The British lost one seaman and one marine killed, and a sergeant of marines and two seamen wounded. The Eclair lost one seaman killed, two drowned, and her captain, first and second lieutenants, and six men wounded.[1]

Eclair was of 145 tons burthen bm. Although she carried only four guns, she was pierced for 12 and was large enough to carry that many cannon. The schooner had recently sailed from Rochefort and was going to Pointe Petre to complete her armament of twelve 6-pounders and twenty brass swivels. The British took her into service under her existing name and armed her with 12 12-pounder carronades.[2] Mackenzie became Eclair's first commander.

HMS Eclair

In March 1801 Eclair took part in the attack on the islands of St Bartholomew and Saint Martin, led by Rear-Admiral Duckworth and Lieut. General Thomas Trigge. On 20 March, after the capture of St Bartholomew, Duckworth sent Drake and Eclair to investigate ten sail. The ten vessels proved to be troopships from England that had landed their sick, and the women and children, at Barbados before following on. With this accumulation of force the British proceeded to attack St. Martin on the 24th.

In 1804 Eclair was under the command of Lieut. William Carr, in the West Indies. On 5 February she was 200 miles north of Tortola, returning from having escorted a packet when she chased and challenged a strange vessel. The two ships exchanged broadsides and musket-fire for three quarters of an hour but when Carr made preparations to board, the Frenchman ceased firing and made all sail to the northward. Eclair attempted to give chase but much of her rigging had been shot away. She lost one marine killed and four seamen wounded in the encounter. The French vessel turned out to have been the privateer Grande Decide, Captain Mathieu Goy, of 22 long 8-pounders and a complement, including 80 soldiers, of about 220 men.[3]

On 5 March Eclair sighted a schooner standing in to La Hayes, Guadeloupe, to take shelter under the battery there.
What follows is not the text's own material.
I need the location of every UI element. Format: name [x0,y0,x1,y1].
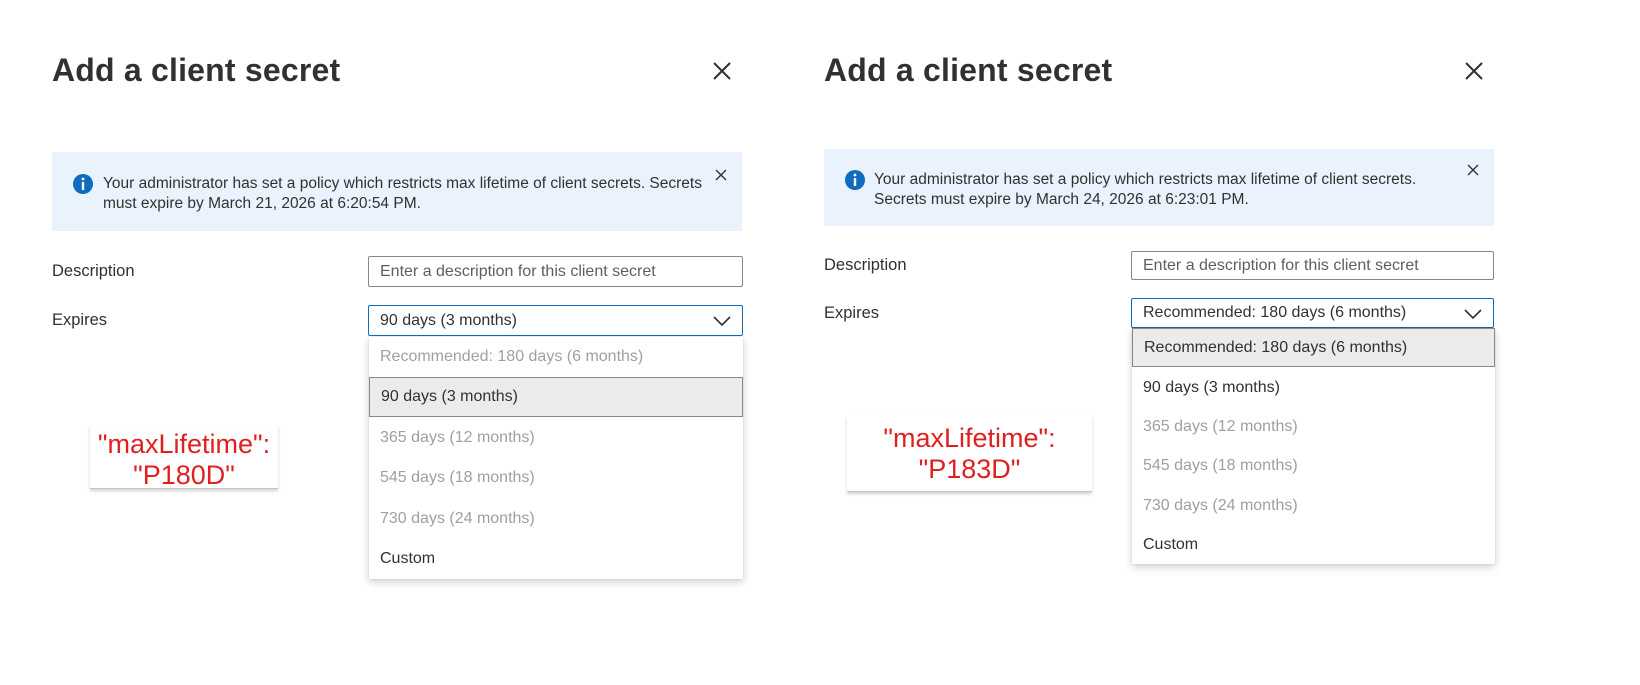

The master, Mr John Salmon, and the surgeon, Mr John B. Douglas, volunteered to go in with 10 men and bring her out. They were under fire from the privateer and the shore as soon as they entered the harbour but boarded and carried the French schooner in ten minutes, killing five and wounding ten of the 49 crew without loss to themselves. The wounded included the captain and four that jumped overboard. The boarding party towed and swept out the prize under heavy fire from the shore. She proved to be the Rose, armed with one long brass 9-pounder gun.[4]

In 1805, Eclair was under the command of Lieutenant Evelyn, in the Leeward Islands. On 5 April he recaptured the English ship Heroine, from London.

HMS Pickle

In May 1809, the Admiralty renamed Eclair to Pickle, the famous schooner Pickle having been recently lost. In 1809 she was under the command of Lieut. Goodwin, with Lieut. Andrew Crawford succeeding him in September, on the Jersey station. In 1812 she was under the command of Lieut. William Figg.

During the night of 17 December 1812 Pickle and the 18-gun ship-sloop Albacore were becalmed off the Lizard with six merchantmen. At dawn they found that they were also in company with the French 40-gun frigate Gloire. When a wind came up the Frenchman made all sail to escape pursued by the British ships, who were joined later by the 12-gun brig-sloop Borer and 4-gun schooner Landrail.[5] In the exchange of fire Albacore suffered one man killed and six or seven wounded before she pulled back. Eventually, the frigate managed to outrun the four small vessels. In the engagement Landrail did not actually fire her guns. As James put it, “for the Landrail to have fired her 12-pounders would have been a farce.”[5]

Fate

In 1816 Pickle was out of commission. She was sold on 11 June 1818.[2]

References

  1. 1.0 1.1 1.2 James (1837), Vol. 3, p.133-4.
  2. 2.0 2.1 Winfield (2008), p.356.
  3. James (1837), Vol. 3, p.246.
  4. James (1837), Vol. 3, p.247.
  5. 5.0 5.1 James (1837), Vol. 6, p.7.
  • James, William (1837). The Naval History of Great Britain, from the Declaration of War by France in 1793, to the Accession of George IV.. 3. R. Bentley. 
  • Winfield, Rif (2008). British Warships in the Age of Sail 1793–1817: Design, Construction, Careers and Fates. Seaforth. ISBN 1861762461.